There are several battles being fought today by printing business owners and more looming on the horizon. The first battle is already underway. It is about remaining successful during periods of great change. Print shop owners are going to have to deal with never ending waves of change coming from both internal and external sources.
Owners often see a change in status quo as something bad—something might be taken away or unnecessarily added to obligation. Yet change is how a printing business adapts and grows.
Because of their outlook, owners usually see change coming and brace themselves. However, they often fail to do a good job of communicating change successfully to the rest of the people in the organization.
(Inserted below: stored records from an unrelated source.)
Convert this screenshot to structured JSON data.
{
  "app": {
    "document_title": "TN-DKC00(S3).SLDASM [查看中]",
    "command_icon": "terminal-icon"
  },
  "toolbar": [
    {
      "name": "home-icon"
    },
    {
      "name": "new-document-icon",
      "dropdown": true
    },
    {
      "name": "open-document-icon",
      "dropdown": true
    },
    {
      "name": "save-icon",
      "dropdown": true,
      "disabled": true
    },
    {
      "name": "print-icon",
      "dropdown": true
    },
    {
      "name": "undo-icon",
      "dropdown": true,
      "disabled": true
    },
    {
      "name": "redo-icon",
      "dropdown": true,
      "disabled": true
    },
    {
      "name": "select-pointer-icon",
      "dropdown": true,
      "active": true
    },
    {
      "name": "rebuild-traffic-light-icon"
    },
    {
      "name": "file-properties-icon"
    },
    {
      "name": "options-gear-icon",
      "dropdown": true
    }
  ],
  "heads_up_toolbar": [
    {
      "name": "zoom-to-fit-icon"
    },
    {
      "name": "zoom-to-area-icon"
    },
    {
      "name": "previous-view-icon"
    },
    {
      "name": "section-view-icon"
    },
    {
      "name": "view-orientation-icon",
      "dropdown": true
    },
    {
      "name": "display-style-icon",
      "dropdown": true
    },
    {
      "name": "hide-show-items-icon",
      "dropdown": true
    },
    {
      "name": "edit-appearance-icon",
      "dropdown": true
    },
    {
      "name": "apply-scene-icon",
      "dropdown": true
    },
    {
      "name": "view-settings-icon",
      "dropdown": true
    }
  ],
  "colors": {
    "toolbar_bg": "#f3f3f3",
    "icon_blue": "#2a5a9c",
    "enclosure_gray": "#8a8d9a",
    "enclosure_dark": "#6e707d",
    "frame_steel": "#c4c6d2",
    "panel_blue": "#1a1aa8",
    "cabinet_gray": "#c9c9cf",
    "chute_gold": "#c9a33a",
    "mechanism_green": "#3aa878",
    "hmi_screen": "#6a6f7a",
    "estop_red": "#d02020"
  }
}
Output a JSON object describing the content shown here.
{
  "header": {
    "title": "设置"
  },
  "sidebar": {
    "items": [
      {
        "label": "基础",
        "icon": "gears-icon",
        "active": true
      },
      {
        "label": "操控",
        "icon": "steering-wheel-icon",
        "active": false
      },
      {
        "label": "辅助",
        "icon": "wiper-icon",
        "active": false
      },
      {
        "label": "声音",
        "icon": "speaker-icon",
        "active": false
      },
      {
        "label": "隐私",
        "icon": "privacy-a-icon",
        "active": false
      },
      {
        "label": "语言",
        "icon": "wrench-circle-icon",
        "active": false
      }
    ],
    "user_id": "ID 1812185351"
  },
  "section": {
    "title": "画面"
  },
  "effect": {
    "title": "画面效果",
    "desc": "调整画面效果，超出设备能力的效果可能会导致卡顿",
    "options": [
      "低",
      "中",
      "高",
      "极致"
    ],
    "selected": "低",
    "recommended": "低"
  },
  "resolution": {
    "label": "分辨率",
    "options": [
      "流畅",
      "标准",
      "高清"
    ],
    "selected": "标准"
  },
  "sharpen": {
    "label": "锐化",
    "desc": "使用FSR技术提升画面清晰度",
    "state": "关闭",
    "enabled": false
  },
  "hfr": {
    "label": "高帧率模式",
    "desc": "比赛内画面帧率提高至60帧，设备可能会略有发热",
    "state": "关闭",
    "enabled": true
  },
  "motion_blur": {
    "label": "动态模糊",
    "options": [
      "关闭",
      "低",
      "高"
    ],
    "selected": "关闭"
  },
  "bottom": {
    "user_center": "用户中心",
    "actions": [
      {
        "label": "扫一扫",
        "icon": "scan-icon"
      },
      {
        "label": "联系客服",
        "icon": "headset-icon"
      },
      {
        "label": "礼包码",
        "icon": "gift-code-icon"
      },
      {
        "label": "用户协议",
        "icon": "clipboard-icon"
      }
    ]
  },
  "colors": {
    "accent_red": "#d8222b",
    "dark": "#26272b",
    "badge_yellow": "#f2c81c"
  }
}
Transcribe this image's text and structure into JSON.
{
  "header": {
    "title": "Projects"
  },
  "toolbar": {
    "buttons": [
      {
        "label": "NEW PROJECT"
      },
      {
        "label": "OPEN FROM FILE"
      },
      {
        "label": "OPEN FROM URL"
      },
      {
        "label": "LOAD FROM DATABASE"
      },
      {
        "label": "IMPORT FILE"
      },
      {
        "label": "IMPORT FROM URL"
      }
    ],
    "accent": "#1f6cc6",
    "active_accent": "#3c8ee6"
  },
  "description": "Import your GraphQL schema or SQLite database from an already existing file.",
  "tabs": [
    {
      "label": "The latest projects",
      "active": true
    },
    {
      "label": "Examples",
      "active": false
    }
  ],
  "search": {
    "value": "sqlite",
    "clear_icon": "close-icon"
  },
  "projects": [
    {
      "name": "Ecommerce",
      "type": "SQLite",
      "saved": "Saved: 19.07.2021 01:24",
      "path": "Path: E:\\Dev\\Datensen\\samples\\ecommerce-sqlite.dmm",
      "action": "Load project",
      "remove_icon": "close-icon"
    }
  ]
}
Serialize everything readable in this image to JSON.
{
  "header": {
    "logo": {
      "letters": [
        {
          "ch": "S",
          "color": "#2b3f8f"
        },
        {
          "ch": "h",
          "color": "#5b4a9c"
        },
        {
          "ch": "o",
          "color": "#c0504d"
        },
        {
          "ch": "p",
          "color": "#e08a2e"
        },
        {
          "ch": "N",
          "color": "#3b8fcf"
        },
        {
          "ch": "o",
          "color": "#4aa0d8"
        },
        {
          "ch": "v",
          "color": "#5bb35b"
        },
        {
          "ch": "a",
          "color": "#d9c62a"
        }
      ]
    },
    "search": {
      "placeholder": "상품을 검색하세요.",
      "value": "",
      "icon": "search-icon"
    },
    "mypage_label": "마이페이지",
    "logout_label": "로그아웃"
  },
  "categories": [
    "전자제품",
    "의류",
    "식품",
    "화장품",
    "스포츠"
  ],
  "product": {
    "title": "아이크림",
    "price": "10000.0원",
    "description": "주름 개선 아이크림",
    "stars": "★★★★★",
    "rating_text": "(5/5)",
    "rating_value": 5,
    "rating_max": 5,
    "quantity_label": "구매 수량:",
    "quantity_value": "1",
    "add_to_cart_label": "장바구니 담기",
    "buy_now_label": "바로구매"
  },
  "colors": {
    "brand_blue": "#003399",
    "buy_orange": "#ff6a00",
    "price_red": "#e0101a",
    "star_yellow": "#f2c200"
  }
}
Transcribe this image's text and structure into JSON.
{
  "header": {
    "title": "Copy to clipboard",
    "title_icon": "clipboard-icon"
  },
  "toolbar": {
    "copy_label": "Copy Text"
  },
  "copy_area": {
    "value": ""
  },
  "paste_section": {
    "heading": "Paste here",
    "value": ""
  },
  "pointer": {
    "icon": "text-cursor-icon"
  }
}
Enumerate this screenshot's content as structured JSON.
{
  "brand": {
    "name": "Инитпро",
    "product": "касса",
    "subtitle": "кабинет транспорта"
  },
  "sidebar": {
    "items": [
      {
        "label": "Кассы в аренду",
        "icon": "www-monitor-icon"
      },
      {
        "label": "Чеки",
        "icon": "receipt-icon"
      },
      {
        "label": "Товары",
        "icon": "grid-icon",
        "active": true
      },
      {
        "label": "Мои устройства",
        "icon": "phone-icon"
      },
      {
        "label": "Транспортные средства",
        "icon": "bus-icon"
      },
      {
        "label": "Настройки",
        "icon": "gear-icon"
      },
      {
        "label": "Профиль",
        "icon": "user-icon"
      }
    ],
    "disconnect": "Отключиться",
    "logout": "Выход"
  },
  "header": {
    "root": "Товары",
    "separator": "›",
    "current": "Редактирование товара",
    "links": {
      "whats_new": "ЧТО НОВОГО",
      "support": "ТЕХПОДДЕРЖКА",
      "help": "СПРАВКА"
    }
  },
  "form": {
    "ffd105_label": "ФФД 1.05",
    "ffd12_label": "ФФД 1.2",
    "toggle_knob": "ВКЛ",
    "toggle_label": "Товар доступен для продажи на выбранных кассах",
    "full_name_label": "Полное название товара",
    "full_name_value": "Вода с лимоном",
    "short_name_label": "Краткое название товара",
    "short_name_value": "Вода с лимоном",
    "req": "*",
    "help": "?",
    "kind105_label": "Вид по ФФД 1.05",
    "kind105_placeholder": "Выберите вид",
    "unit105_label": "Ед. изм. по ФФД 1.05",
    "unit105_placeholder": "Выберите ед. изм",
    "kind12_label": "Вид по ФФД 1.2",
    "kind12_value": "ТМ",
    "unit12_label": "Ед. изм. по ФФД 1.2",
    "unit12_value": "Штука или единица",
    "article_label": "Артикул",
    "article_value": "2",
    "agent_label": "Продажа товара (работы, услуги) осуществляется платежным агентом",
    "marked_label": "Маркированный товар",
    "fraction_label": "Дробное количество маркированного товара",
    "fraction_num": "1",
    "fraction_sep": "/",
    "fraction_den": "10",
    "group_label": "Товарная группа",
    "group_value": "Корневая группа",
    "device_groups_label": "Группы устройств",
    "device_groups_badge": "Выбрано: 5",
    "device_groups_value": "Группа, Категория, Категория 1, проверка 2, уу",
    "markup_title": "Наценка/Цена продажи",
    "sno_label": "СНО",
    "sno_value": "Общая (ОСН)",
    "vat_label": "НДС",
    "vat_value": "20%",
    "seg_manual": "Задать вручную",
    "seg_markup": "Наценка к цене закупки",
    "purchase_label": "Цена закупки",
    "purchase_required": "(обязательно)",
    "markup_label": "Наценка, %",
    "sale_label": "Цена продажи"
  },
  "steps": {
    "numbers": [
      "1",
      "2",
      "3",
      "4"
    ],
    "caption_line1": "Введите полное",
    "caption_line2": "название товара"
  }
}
Your hourly employees deal with whatever comes their way. They might not be happy about the change or the method that it was communicated. But they do what is necessary to survive; to stay on the payroll. Your salaried managers often see change as unnecessary. These people may have their heads in the sand and may have evolved to have serious entitlement attitudes. Managers who deal well with change survive. Managers who initiate positive change and sell it will thrive. Managers fighting change usually end up working somewhere else.
The second battle is executing with fewer resources: people, time, and money. Layers of management and payroll counts have been shrinking throughout the printing industry. This will continue. Yet there will be no reduction in expected results from our customers. Doing more with less is now how it is.
Related to the first two battles is the third battle: the battle for cash. While it could be said that banks aren’t lending anymore, don’t blame the bank or the banking industry. The bank is doing what every company should be doing: focusing internally because that is where the tide of this battle will turn.
Where should the internal focus be? Every employee has an impact on whether your printing company is losing or winning the battle for cash. The challenge is for you, as the print shop owner, to explain this concept to your employees and manage the appropriate change in attitude and behavior.
Cash comes into your print shop when you sell to the right kind of customer. When your marketing sends the wrong message to the wrong target market and when the sales department chases the wrong kind of customer, getting cash into the business becomes that much harder. The right kind of customer is one who can afford to buy the products or services being sold. The best of these customers are the ones that buy on a regular basis.
You must price every product or service to be sold at a profit. When the person responsible for setting prices does their assignment correctly, this helps cash flow. When they fail to do their job correctly, it hurts cash flow. When the wrong kind of customer seeks to buy and cannot afford to do so, those in sales often discount the purchase price. This reduces both cash and profits.
Cash comes in when the proper business model is established, ensuring prompt and regular payments from customers who have been converted to clients. Every print shop owner wants clients and should be focusing on improving the business model so that cash comes in on a regular basis.
When those responsible for delivering or providing products or services do not do so efficiently or at a high enough quality level, it costs time and money which has a negative impact on cash flow. When additional time and resources are spent redoing something because it was not done correctly the first time, it costs money.
When invoicing is done incorrectly, it impacts cash flow. When telephone calls related to outstanding invoices are not returned promptly by salespeople or accounts receivable, it negatively affects cash flow. When an organization has credit policies and procedures that are ignored, it impacts cash flow. When inventory or finished jobs sit on your floor, it ties up cash that could be used elsewhere. When your printing organization establishes barriers to prevent customers from paying in a manner they prefer, it negatively impacts cash flow.